Львовский пейзаж с близкого расстояния - Ялкут Селим Исаакович 7 стр.


Мать рвалась уезжать, плакала. Две машины, лошади, час езды, и они там. Отец был решительно против. Почему? Это их родина. Отец считал, что хорошо знает русских. Осталась память с войны. Это честные, добрые люди. Что они нам сделают?

По улицам потянулись армейские части. В Самгоре стоял полк тяжелых гаубиц, рядом артиллерийский полк, где служил молодой Гольдфрухт. Он был в кратковременном отпуске. Стал собираться.

Отец: – А ты куда? – Папа, я должен идти… Отец: – Никому ты не должен. Это твоя родина. Ты здесь вырос, ты здесь живешь. Почему ты должен уходить с родины? Мы – честные люди. Я – врач. Что мы кого-то ограбили? Кого-то убили? Ты честно служил. Мы остаемся.

Отец – глава семьи. Всегда принимал решения он. Такой в семье был порядок. И они остались.

Это не единственный случай, который теперь, задним числом может вызвать удивление. Люди, действительно, не испытывали за собой никакой вины, считали свою работу полезной и думали, что удастся прожить спокойно при новой власти. Вокруг шла война и предсказать даже ближайшее будущее было невозможно. Румыния явно ориентировалась на немцев, это проявлялось во всем, в том числе, в сильных антиеврейских настроениях. Гольдфрухт младший в армии на себе испытал. Отца можно было понять. Даже Пихул – начальник румынской политической полиции остался. Возможно, был какой-то договор с русскими, считал, что он им пригодится.

У Фрица был друг по кличке Чопик. Отец Чопика – по фамилии Ремер, был начальником уголовной полиции, бывший майор австрийской армии, румыны оставили его служить. Мать Чопика – баронесса Кока, из австрийско-итальянской знати, полный титул –Нелимонте де Валикьяре, сестру Чопика звали Мофальда. Они тогда уехали в Линц, старый Ремер там и умер. Гольдфрухт отгонял машину в гараж и съехался на улице с этими Ремерами. Движение шло напряженное, машины тянулись сплошным потоком, друзья успели на ходу пожать друг другу руки. Чопик упрашивал. Заворачивай, ты же на ходу. Поехали, а если что, вернешься. Давай.

Чопик до сих пор живет в Вене. Нашел Гольдфрухта в Киеве, они изредка общаются по телефону, но со времени того поспешного прощания на черновицкой улице так и не виделись. Казалось. расстаются на месяц, на три, жизнь в молодости представляется бесконечным приключением.
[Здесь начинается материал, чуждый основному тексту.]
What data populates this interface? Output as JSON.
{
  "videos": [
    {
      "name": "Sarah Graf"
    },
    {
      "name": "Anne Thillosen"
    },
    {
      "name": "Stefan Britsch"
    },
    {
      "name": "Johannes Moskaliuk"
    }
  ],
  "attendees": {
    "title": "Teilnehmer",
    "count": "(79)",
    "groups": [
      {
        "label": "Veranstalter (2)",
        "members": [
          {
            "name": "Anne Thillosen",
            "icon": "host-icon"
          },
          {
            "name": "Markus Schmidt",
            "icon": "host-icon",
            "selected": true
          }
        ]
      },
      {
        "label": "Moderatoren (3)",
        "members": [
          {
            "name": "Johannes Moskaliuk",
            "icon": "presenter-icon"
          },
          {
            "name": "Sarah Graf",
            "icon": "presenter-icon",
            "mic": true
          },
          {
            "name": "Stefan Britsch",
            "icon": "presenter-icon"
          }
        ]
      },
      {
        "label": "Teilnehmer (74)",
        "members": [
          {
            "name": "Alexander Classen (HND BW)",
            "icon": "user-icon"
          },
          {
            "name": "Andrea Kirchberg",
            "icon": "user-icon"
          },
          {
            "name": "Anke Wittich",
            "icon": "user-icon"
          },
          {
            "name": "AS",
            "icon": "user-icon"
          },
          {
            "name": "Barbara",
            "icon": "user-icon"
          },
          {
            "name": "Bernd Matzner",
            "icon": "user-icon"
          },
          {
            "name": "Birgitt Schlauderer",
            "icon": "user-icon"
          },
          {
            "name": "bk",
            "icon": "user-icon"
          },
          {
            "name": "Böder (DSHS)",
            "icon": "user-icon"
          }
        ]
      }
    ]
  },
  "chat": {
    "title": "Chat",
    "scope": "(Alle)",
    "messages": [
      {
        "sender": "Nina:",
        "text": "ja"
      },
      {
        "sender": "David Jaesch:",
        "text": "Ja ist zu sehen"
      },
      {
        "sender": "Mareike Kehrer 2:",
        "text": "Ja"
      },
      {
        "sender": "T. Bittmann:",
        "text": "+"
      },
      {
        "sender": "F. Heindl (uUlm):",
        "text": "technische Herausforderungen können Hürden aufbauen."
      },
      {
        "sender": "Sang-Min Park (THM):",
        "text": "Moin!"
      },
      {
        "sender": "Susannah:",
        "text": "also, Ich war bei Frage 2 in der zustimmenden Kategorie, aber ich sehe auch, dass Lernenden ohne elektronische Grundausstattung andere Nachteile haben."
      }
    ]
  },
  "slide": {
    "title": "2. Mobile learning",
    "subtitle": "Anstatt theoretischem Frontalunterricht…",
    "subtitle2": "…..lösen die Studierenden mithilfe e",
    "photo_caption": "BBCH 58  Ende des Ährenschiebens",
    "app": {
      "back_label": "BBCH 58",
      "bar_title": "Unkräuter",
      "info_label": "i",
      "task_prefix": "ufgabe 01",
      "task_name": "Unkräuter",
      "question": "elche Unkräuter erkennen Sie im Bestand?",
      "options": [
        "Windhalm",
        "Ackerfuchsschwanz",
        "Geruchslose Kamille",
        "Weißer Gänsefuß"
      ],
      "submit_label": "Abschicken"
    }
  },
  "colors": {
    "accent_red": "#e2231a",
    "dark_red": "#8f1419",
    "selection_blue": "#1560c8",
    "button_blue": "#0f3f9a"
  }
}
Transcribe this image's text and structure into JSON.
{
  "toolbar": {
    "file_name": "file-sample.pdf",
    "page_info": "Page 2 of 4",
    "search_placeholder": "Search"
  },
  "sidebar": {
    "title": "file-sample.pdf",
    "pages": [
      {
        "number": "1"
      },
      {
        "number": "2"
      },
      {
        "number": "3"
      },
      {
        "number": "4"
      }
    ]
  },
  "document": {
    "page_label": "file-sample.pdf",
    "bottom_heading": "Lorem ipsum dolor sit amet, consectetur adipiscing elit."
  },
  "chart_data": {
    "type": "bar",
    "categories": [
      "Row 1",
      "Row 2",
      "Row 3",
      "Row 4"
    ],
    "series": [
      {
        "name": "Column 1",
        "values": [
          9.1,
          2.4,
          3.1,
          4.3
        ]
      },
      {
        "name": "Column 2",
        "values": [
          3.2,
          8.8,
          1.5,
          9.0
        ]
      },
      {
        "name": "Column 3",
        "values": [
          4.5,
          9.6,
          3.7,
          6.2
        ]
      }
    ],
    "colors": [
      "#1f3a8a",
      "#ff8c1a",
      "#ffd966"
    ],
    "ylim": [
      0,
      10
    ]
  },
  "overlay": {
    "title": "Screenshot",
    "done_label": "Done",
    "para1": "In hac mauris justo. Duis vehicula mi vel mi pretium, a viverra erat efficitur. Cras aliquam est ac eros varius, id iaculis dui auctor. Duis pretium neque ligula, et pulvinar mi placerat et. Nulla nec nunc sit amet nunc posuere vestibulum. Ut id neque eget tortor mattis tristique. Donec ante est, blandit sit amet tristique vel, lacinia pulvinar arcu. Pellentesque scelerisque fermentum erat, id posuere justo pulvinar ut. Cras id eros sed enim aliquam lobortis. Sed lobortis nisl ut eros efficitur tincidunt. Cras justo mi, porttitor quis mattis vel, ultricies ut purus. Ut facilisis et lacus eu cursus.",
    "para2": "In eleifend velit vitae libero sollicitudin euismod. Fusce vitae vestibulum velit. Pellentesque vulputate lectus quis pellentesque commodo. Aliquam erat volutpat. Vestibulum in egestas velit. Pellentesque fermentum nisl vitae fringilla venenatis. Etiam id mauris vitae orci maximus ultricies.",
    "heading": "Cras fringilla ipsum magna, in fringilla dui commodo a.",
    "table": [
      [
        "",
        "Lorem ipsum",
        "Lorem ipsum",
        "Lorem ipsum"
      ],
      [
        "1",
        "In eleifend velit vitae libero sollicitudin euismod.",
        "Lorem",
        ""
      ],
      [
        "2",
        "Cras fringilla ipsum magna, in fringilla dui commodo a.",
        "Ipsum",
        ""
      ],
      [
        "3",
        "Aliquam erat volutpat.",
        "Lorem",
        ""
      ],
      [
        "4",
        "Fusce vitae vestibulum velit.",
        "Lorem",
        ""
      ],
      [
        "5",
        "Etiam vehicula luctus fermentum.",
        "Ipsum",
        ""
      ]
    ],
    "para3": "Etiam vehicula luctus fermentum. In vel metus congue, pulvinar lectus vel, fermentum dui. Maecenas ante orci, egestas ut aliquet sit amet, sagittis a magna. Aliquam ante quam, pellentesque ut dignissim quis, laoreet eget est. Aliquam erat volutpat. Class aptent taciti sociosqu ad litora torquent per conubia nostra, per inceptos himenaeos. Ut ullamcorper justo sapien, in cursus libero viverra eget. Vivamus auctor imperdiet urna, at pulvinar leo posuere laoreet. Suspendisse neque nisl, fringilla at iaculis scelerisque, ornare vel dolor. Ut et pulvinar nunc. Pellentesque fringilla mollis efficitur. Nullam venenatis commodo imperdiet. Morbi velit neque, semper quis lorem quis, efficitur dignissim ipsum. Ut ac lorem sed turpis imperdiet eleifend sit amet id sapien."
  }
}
Итак, решение было принято. Вечером и ночью вперемешку с беженцами через Черновцы уходила румынская армия – артиллерия, кавалерия, понтонные войска, пограничный полк, жандармский полк. Ранним утром пошла стрельба возле тюрьмы, освобождались румынские коммунисты. Кого-то ранили, больницы закрыты, многие врачи уехали, пришли к отцу извлекать пулю. Последней уходила комендантская рота. Строем, с винтовками тяжело пробежали по улице. Все происходящее было видно очень хорошо, из окон и с балкона дома Гольдфрухтов. Некоторое время внизу было тихо. Только советские самолеты непрерывно кружили над городом. Еще вчера оживленные улицы стали совершенно пустыми. Двери магазинов распахнуты. На тротуаре валялись выпавшие из чемоданов вещи. Румынские чиновники бежали, квартиры оставлены, имущество брошено. Город вымер. Потом оказалось, встреча Красной Армии состоялась возле вокзала. Но народа собралось немного, в основном, местные коммунисты.

Ожидание затянулось, советские войска обходили город. Июльский день был необычно пасмурным, шел небольшой дождь. Появился танк, встал, проехал дальше, за ним еще, пошли один за другим. Никаких флагов, пехоты, кавалерии, только танки. И вдруг цок, цок, цок, цок. На лошади сидит человек в форме и с зонтиком. С винтовкой. И под зонтиком! Гольдфрухт глазам своим не поверил.

Постепенно пустынная улица оживилась. Появилось много военных, забегали по домам. Стали подыскивать квартиры. Возле пустых появились часовые. И дальше, дальше, бегом, бегом. Квартиру, квартиру. И в доме Гольдфрухтов были подходящие. Напротив жил врач, доктор Дечнер – окулист. Уехал. Сверху – доктор Мендельсон, еще недавно бежал из Станислава, теперь отправился дальше.

На следующий день с балкона открылась картина невиданного разграбления. К бесхозным магазинам (большинство владельцев поспешно бежали) подъезжали машины и грузили все подряд. Обувь (неподалеку был магазин) вывозили мешками. Чтобы собрать пару, нужно было перерыть весь мешок. У Фрица появилась вскоре возможность убедиться.

Напротив дома Гольдфрухтов был отель Палас (в послевоенные годы – гостиница Киев). В Паласе модный ресторан. Около Паласа стоял швейцар. Когда отец выезжал со двора в своем фиакре, швейцар издалека снимал шляпу, демонстрировал почтение. Но настали новые времена, и швейцар разительным образом переменился. Первым делом надел красную повязку. Заявился к Гольфрухтам, почти не здороваясь, прошел прямо к отцу. И важно объявил. Ваша эпоха кончилась. Ваша квартира подлежит реквизиции. Хозяином прошелся по комнатам, огромная гостиная, пятьдесят метров, столовая. Понравилось. Командовал, мать за ним бежала. Вот эту дверь нужно закрыть, здесь открыть. Мебель оставить, ничего не выносить. А кто въезжает – большая военная тайна. Вообще, настроение, как вспоминалось позже, было какое-то обреченное, никто не пытался спорить, возражать.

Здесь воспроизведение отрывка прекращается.